The book takes the reader from October 1941 - when Ormrod was in the UK with 605 Squadron awaiting an imminent posting overseas - to April 1942 - when Ormrod was serving with 185 Squadron on the besieged Mediterranean island of Malta. Not many people perhaps know that, at one point during the Second World War, Malta was the most heavily bombed piece of real estate on earth. It was the lynch pin in Britain's efforts to retain a presence in North Africa and the Mediterranean against the Axis Powers. From Malta, British air and naval vessels would harry German and Italian ships sending supplies to Rommel in the Western Desert during the height of the fighting there in 1941-42.
Ormrod arrived in Malta with 605 Squadron during November 1941. At the time Italy's Regia Aeronautica alone was bombing Malta, which the British were generally able to cope with. The Luftwaffe, who had had a presence over Malta earlier that year, had withdrawn its units to take part in Hitler's invasion of the Soviet Union in June 1941. This somewhat relieved the pressure on Malta for several months. As a result, sinkings of German and Italian ships became almost prohibitive to the Axis, so both the Germans and Italians resolved to destroy Malta through air assault. This is reflected in Ormrod's diary from December 1941 onwards, when the Luftwaffe returned to assist the Regia Aeronautica in trying to neutralize Malta.
Indeed, for Ormrod and his comrades, their job of helping to defend the island became an increasingly difficult and perilous undertaking. (The Maltese people also suffered greatly. Nevertheless, they endured the increasingly daily bombings from January 1942 with good grace. Ormrod's descriptions of the island, both aloft and on the ground, made tangibly real for me the stresses and horrors of what it must have been like to be in Malta at that stage of the war.)
Many pilots like Ormrod bravely and faithfully met their responsibilities, while others were malingerers and made excuses not to fly on certain missions. This angered Ormrod and several diary passages reflect his disgust and disdain for those squadron mates who were willful shirkers. Flying Hawker Hurricane fighters, they were outmatched in terms of performance and speed by the latest German and Italian fighters: the Messerschmitt 109F and the Macchi MC 202, respectively. One passage for me - from Tuesday, April 14, 1942 - illustrates the challenges and terrors of trying to cope with the daily attacks by what were now swarms of enemy aircraft:
"[Wigley - one of Ormrod's closest friends] landed with but eight gallons of petrol remaining. His bravery and contempt for the enemy almost at times approaches madness. If ever a pilot in this war deserved a DFC [Distinguished Flying Cross], I consider Plt. Off. Wigley to deserve one. No odds deter him. Whose courage surpasses his? Few could out-fly him. Yet since he has not an aircraft in which now here it can well be done, he is unlikely to win a DFC because he is unlikely to win six confirmed victories.
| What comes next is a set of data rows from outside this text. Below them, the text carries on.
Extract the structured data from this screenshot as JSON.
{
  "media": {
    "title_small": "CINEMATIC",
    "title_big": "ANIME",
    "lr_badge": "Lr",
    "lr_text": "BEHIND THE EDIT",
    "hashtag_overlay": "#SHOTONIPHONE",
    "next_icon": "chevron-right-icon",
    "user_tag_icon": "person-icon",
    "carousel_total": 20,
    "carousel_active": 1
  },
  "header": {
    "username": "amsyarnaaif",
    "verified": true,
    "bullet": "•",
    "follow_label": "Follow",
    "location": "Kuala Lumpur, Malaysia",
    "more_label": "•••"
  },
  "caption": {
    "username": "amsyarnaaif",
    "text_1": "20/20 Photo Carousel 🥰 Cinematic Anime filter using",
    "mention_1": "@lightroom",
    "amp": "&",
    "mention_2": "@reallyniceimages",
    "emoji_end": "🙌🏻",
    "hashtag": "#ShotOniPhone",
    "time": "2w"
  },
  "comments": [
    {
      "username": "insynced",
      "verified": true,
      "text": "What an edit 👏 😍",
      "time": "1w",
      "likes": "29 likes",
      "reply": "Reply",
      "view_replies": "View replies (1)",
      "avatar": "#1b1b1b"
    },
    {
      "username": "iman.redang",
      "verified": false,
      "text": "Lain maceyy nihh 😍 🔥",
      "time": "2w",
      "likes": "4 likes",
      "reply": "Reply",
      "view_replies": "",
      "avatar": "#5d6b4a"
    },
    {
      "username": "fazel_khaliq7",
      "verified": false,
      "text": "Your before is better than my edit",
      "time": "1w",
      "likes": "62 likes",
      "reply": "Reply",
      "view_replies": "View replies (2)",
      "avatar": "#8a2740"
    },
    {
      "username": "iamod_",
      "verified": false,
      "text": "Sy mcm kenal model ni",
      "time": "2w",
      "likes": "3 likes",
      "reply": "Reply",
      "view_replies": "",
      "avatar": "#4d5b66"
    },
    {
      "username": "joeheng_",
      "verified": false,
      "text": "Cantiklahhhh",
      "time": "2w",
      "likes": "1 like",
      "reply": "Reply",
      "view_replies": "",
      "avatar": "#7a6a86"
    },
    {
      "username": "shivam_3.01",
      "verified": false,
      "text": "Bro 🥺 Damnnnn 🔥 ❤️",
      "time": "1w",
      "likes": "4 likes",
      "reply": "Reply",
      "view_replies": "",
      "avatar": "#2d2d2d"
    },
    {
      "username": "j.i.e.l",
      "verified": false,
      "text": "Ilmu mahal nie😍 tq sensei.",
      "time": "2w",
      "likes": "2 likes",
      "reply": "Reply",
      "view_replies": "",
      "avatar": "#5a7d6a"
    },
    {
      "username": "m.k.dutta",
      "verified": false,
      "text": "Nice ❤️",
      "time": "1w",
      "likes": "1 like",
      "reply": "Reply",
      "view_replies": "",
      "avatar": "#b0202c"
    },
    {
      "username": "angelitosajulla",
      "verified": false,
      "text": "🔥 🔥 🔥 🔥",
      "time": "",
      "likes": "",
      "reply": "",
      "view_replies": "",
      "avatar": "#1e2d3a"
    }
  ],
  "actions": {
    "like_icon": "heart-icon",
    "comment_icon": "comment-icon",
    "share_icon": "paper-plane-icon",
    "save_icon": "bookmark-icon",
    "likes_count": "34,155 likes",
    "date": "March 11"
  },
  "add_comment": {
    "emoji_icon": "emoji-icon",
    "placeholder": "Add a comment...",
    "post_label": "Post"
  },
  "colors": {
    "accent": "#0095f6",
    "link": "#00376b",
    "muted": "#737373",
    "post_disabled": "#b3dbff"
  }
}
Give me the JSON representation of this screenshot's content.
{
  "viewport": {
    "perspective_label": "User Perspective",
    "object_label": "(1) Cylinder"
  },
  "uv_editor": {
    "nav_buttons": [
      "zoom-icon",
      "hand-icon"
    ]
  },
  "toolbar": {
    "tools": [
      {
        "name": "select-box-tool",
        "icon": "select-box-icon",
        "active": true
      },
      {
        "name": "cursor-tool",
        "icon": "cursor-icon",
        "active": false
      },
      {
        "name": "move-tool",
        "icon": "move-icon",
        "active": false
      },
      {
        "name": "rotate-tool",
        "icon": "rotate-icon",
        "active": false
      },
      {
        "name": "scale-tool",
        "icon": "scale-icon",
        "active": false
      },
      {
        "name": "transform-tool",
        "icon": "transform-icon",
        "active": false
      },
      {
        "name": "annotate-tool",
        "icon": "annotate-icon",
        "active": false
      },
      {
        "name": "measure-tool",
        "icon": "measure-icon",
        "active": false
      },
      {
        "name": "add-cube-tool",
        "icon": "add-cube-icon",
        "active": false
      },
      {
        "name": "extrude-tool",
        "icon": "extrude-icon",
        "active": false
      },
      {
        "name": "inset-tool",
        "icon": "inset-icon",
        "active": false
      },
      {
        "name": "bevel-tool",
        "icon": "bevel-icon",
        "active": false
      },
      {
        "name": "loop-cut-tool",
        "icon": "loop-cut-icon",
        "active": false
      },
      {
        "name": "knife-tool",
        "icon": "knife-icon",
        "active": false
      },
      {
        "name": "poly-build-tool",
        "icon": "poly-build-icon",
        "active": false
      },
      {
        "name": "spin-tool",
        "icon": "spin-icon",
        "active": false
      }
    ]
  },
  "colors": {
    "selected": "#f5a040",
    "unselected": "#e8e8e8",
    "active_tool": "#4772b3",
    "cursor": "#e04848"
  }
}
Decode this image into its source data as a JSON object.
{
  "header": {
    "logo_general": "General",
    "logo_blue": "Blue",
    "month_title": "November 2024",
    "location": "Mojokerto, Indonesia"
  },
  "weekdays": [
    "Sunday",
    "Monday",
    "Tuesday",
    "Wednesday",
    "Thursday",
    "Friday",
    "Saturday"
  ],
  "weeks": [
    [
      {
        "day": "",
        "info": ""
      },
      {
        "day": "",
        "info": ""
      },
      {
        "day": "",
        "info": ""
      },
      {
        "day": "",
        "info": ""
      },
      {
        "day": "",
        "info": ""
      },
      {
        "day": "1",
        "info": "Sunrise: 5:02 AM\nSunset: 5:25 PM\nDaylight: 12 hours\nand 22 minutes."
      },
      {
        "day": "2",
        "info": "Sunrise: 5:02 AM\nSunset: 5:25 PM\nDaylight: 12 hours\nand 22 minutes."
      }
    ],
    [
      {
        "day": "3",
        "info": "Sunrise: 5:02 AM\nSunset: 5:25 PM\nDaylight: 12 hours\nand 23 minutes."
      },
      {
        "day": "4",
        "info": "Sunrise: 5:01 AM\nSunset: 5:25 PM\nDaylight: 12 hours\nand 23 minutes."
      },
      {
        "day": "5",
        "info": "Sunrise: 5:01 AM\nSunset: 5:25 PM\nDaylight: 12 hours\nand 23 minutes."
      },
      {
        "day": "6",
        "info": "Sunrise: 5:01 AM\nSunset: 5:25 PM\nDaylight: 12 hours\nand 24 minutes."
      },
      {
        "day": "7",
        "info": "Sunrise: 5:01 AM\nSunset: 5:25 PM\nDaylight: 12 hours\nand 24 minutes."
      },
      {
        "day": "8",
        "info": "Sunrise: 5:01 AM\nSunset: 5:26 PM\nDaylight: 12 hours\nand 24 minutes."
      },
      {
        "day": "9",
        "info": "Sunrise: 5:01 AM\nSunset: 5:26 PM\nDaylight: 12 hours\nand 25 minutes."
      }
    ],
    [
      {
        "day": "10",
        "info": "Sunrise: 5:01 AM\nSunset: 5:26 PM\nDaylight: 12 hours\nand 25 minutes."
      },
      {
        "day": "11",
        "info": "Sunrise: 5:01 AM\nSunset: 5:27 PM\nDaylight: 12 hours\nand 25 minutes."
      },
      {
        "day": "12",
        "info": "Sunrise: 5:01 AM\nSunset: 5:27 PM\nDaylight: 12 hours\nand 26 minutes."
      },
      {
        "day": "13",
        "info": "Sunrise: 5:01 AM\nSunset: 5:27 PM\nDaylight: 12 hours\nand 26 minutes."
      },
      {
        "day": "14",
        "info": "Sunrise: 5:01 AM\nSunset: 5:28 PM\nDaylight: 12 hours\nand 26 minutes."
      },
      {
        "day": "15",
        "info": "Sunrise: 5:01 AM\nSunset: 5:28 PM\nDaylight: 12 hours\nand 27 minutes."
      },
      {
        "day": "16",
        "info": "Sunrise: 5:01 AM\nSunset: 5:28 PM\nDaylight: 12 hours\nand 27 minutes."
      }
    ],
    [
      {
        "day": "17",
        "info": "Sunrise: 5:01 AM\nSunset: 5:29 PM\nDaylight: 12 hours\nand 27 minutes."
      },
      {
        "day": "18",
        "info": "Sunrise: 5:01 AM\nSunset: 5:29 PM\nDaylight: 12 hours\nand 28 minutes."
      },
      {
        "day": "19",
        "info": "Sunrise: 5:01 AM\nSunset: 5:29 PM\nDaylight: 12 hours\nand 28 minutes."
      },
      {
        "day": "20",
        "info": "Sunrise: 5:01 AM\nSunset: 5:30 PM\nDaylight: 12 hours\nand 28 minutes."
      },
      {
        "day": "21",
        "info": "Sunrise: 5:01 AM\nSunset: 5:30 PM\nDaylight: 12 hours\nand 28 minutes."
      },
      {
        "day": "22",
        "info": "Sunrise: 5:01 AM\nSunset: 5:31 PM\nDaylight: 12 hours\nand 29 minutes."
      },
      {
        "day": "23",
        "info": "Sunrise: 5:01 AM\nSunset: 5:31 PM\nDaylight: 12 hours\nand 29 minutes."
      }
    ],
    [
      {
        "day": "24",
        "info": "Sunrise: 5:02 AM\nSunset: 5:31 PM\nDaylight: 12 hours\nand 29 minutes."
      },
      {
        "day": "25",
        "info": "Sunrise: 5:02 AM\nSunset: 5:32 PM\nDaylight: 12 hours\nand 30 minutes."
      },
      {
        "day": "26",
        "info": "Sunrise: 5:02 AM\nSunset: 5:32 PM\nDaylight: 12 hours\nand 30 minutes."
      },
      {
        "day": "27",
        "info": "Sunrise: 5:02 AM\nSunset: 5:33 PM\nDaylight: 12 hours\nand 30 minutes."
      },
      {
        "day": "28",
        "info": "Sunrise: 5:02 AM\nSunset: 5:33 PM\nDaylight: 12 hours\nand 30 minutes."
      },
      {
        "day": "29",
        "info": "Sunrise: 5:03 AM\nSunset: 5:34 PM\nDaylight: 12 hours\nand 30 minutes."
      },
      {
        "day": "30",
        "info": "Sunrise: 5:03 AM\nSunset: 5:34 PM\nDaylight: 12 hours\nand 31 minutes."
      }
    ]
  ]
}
Most probably some newly arrived Spitfire pilot, who has never taken the odds that Wigley has, nor at such a disadvantage will, if he has the luck and a little skill, mount a score of six soon, be awarded a DFC and acknowledged by the world as Wigley's superior; a hero of the Malta battles. Hurricanes without speed and cannon cannot hope, except rarely, to bring down fast and heavily armoured German aircraft. Whereas the Spitfires can do it often in spite of the opportunities their pilots waste. This is our moan. We love the old Hurricane that has carried us gallantly and saved us on innumerable occasions but we know that old age has now overcome it."
Sadly, Ormrod's luck would run out 8 days later, on his 20th birthday.